Among the 20 cytoplasmic aminoacyl-tRNA synthetases (aaRSs), alanyl-tRNA synthetase (AlaRS) has unique features. AlaRS is the only aaRS that exclusively recognizes a single G3:U70 wobble base pair in the acceptor stem of tRNA, which serves as the identity element for both the synthetic and the proofreading activities of the synthetase.

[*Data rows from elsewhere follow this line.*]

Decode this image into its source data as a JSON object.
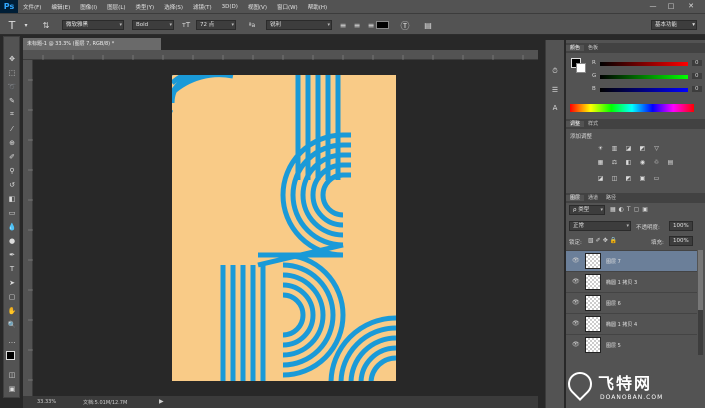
{
  "menubar": {
    "logo": "Ps",
    "items": [
      "文件(F)",
      "编辑(E)",
      "图像(I)",
      "图层(L)",
      "类型(Y)",
      "选择(S)",
      "滤镜(T)",
      "3D(D)",
      "视图(V)",
      "窗口(W)",
      "帮助(H)"
    ],
    "minimize": "—",
    "restore": "□",
    "close": "✕"
  },
  "options": {
    "font_family": "微软雅黑",
    "font_style": "Bold",
    "font_size": "72 点",
    "antialias": "锐利",
    "workspace": "基本功能"
  },
  "document": {
    "tab_title": "未标题-1 @ 33.3% (图层 7, RGB/8) *",
    "zoom": "33.33%",
    "doc_size": "文档:5.01M/12.7M",
    "canvas_bg": "#f9cb87",
    "stripe_color": "#1a9ad8"
  },
  "panels": {
    "color_tabs": [
      "颜色",
      "色板"
    ],
    "channels": [
      {
        "label": "R",
        "value": "0"
      },
      {
        "label": "G",
        "value": "0"
      },
      {
        "label": "B",
        "value": "0"
      }
    ],
    "adjust_tabs": [
      "调整",
      "样式"
    ],
    "adjust_title": "添加调整",
    "layer_tabs": [
      "图层",
      "通道",
      "路径"
    ],
    "kind": "ρ 类型",
    "blend_mode": "正常",
    "opacity_label": "不透明度:",
    "opacity_value": "100%",
    "lock_label": "锁定:",
    "fill_label": "填充:",
    "fill_value": "100%",
    "layers": [
      {
        "name": "图层 7",
        "selected": true
      },
      {
        "name": "椭圆 1 拷贝 3",
        "selected": false
      },
      {
        "name": "图层 6",
        "selected": false
      },
      {
        "name": "椭圆 1 拷贝 4",
        "selected": false
      },
      {
        "name": "图层 5",
        "selected": false
      }
    ]
  },
  "watermark": {
    "brand": "飞特网",
    "site": "DOANOBAN.COM"
  },
  "colors": {
    "chrome": "#535353",
    "dark": "#282828",
    "selected_layer": "#6b7f99"
  }
}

The recognition is relaxed during evolution and eukaryotic AlaRS can mis-aminoacylate noncognate tRNAs with a G4:U69 base pair seemingly as a deliberate gain of function for unknown reasons. Unlike other class II aaRSs, dimerization of AlaRS is not necessarily required for aminoacylation possibly due to functional compensations from the C-terminal domain (C-Ala). In contrast to other 19 cytoplasmic aaRSs that append additional domains or motifs to acquire new functions during evolution, the functional expansion of AlaRS is likely achieved through transformations of the existing C-Ala. Given both essential canonical and diverse non-canonical roles of AlaRS, dysfunction of AlaRS leads to neurodegenerative disorders in human and various pathological phenotypes in mouse models. In this review, the uniqueness of AlaRS in both physiological and pathological events is systematically discussed, with a particular focus on its novel functions gained in evolution.

摘要

在 20 种细胞质氨酰-tRNA 合成酶 (aaRS) 中，丙氨酰-tRNA 合成酶 (AlaRS) 具有独特的特点。AlaRS 是唯一一个专门识别 tRNA 受体茎中的单个 G3:U70 摆动碱基对的 aaRS，它作为合成酶的合成和校对活动的标识元素。在进化过程中识别是放松的，真核生物 AlaRS 可以错误地氨酰化具有 G4:U69 碱基对的非同源 tRNA，这似乎是出于未知原因故意获得的功能。与其他 II 类 aaRS 不同，氨酰化不一定需要 AlaRS 的二聚化，这可能是由于来自 C 末端结构域 (C-Ala) 的功能补偿。与其他 19 种细胞质 aaRS 相比，这些 aaRS 在进化过程中附加了额外的结构域或基序以获取新功能，AlaRS 的功能扩展很可能是通过对现有 C-Ala 的改造来实现的。鉴于 AlaRS 的基本规范和不同的非规范作用，AlaRS 的功能障碍导致人类神经退行性疾病和小鼠模型中的各种病理表型。在这篇综述中，系统地讨论了 AlaRS 在生理和病理事件中的独特性，特别关注其在进化中获得的新功能。